Cytosolic Ca2+ concentration at rest in Sol (A) and EDL (B) muscle fibers of wild-type and PTN-overexpressing mice after 14 days HU.
The cytosolic Ca2+ concentration was determined in mechanically-dissociated muscle fibers with cytofluorescent imaging technique using the Ca2+ dye FURA-2. Each bar is the mean ± SEM calculated from 13-to-47 muscle fibers of 2-to-3 mice. Statistical analysis performed with unpaired Student’s t test indicates significant change (P<0.05) versus WT-G (*), WT-HU ($), and PTN-G (#).
Figure 7.
Variations in gene expression in Sol muscle induced by hindlimb-unloading and spaceflight.
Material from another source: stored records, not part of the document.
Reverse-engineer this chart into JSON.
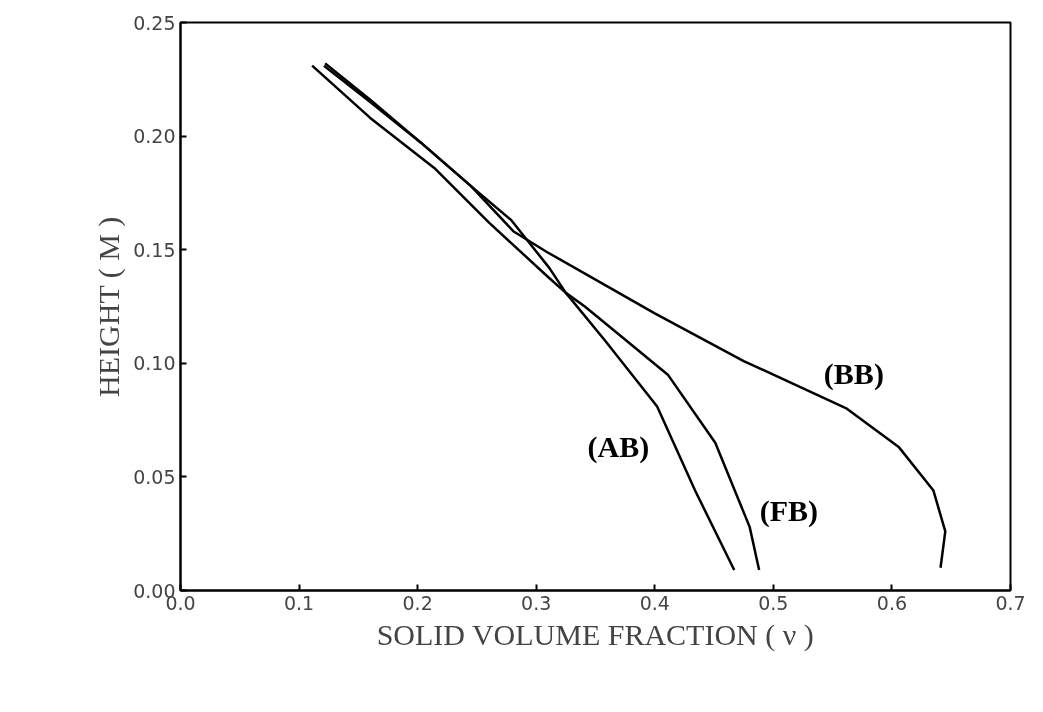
{
  "chart_data": {
    "type": "line",
    "xlabel": "SOLID VOLUME FRACTION ( ν )",
    "ylabel": "HEIGHT ( M )",
    "xlim": [
      0,
      0.7
    ],
    "ylim": [
      0,
      0.25
    ],
    "xticks": [
      {
        "value": 0,
        "label": "0.0"
      },
      0.1,
      0.2,
      0.3,
      0.4,
      0.5,
      0.6,
      0.7
    ],
    "yticks": [
      {
        "value": 0,
        "label": "0.00"
      },
      0.05,
      {
        "value": 0.1,
        "label": "0.10"
      },
      0.15,
      {
        "value": 0.2,
        "label": "0.20"
      },
      0.25
    ],
    "grid": false,
    "marker": "none",
    "line_style": "solid",
    "series": [
      {
        "name": "(AB)",
        "color": "#000000",
        "x": [
          0.121,
          0.16,
          0.203,
          0.245,
          0.279,
          0.311,
          0.325,
          0.358,
          0.402,
          0.434,
          0.467
        ],
        "values": [
          0.231,
          0.215,
          0.197,
          0.178,
          0.163,
          0.142,
          0.131,
          0.11,
          0.081,
          0.044,
          0.009
        ]
      },
      {
        "name": "(FB)",
        "color": "#000000",
        "x": [
          0.111,
          0.16,
          0.214,
          0.26,
          0.31,
          0.325,
          0.341,
          0.369,
          0.411,
          0.451,
          0.48,
          0.488
        ],
        "values": [
          0.231,
          0.208,
          0.186,
          0.162,
          0.138,
          0.131,
          0.125,
          0.113,
          0.095,
          0.065,
          0.028,
          0.009
        ]
      },
      {
        "name": "(BB)",
        "color": "#000000",
        "x": [
          0.122,
          0.16,
          0.203,
          0.245,
          0.281,
          0.309,
          0.4,
          0.475,
          0.562,
          0.606,
          0.635,
          0.645,
          0.641
        ],
        "values": [
          0.232,
          0.216,
          0.197,
          0.178,
          0.158,
          0.149,
          0.122,
          0.101,
          0.08,
          0.063,
          0.044,
          0.026,
          0.01
        ]
      }
    ]
  }
}
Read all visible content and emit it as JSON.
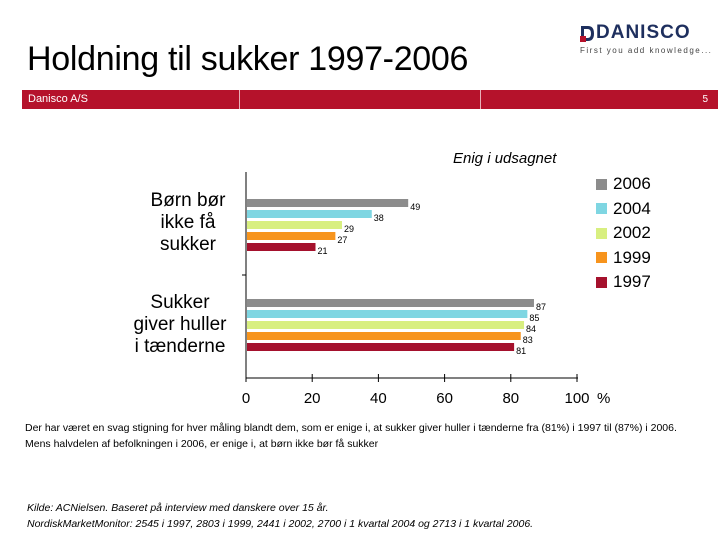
{
  "slide": {
    "title": "Holdning til sukker 1997-2006",
    "company": "Danisco A/S",
    "page_number": "5",
    "logo_text": "DANISCO",
    "logo_tagline": "First you add knowledge...",
    "body_text": "Der har været en svag stigning for hver måling blandt dem, som er enige i, at sukker giver huller i tænderne fra (81%) i 1997 til (87%) i 2006. Mens halvdelen af befolkningen i 2006, er enige i, at børn ikke bør få sukker",
    "source_line1": "Kilde: ACNielsen. Baseret på interview med danskere over 15 år.",
    "source_line2": "NordiskMarketMonitor: 2545 i 1997, 2803 i 1999, 2441 i 2002, 2700 i 1 kvartal 2004 og 2713 i 1 kvartal 2006."
  },
  "chart_data": {
    "type": "bar",
    "orientation": "horizontal",
    "title": "Enig i udsagnet",
    "categories": [
      "Børn bør ikke få sukker",
      "Sukker giver huller i tænderne"
    ],
    "category_lines": [
      [
        "Børn bør",
        "ikke få",
        "sukker"
      ],
      [
        "Sukker",
        "giver huller",
        "i tænderne"
      ]
    ],
    "series": [
      {
        "name": "2006",
        "values": [
          49,
          87
        ],
        "color": "#8c8c8c"
      },
      {
        "name": "2004",
        "values": [
          38,
          85
        ],
        "color": "#7fd6e2"
      },
      {
        "name": "2002",
        "values": [
          29,
          84
        ],
        "color": "#d8ef80"
      },
      {
        "name": "1999",
        "values": [
          27,
          83
        ],
        "color": "#f7941d"
      },
      {
        "name": "1997",
        "values": [
          21,
          81
        ],
        "color": "#a5112d"
      }
    ],
    "xlim": [
      0,
      100
    ],
    "xticks": [
      "0",
      "20",
      "40",
      "60",
      "80",
      "100"
    ],
    "unit": "%",
    "legend_position": "right",
    "grid": false
  }
}
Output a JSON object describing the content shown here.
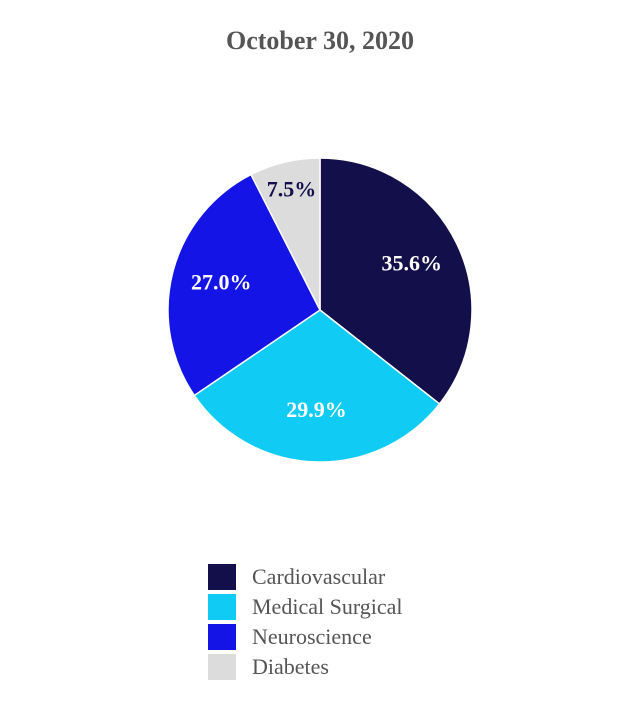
{
  "chart_data": {
    "type": "pie",
    "title": "October 30, 2020",
    "categories": [
      "Cardiovascular",
      "Medical Surgical",
      "Neuroscience",
      "Diabetes"
    ],
    "values": [
      35.6,
      29.9,
      27.0,
      7.5
    ],
    "value_labels": [
      "35.6%",
      "29.9%",
      "27.0%",
      "7.5%"
    ],
    "colors": [
      "#130f4a",
      "#10cbf3",
      "#1414e6",
      "#dcdcdc"
    ],
    "label_colors": [
      "#ffffff",
      "#ffffff",
      "#ffffff",
      "#130f4a"
    ],
    "start": "12 o'clock",
    "direction": "clockwise",
    "legend_position": "bottom"
  }
}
Transcript levels were determined by real-time PCR for selected genes, classified on the basis of the functional role of the protein they encode, and normalized for the housekeeping HPRT-1 gene. The bars indicate the fold change in gene expression between A) HU and ground conditions in WT mice, B) PTN and WT mice in ground conditions, C) PTN-HU versus WT-G mice, and D) spaceflown PTN mice versus ground WT mice. Significant fold changes, according to two-tailed unpaired Student’s t-test, are indicated with* (at least P<0.05).
Figure 8.
Variations in gene expression in EDL muscle induced by hindlimb-unloading and spaceflight.
Transcript levels were determined by real-time PCR for selected genes, classified on the basis of the functional role of the protein they encode, and normalized for the housekeeping HPRT-1 gene. The bars indicate the fold change in gene expression between A) HU and ground conditions in WT mice, B) PTN and WT mice in ground conditions, C) PTN-HU versus WT-G mice, and D) spaceflown PTN mice versus ground WT mice. Significant fold changes, according to two-tailed unpaired Student’s t-test, are indicated with* (at least P<0.05).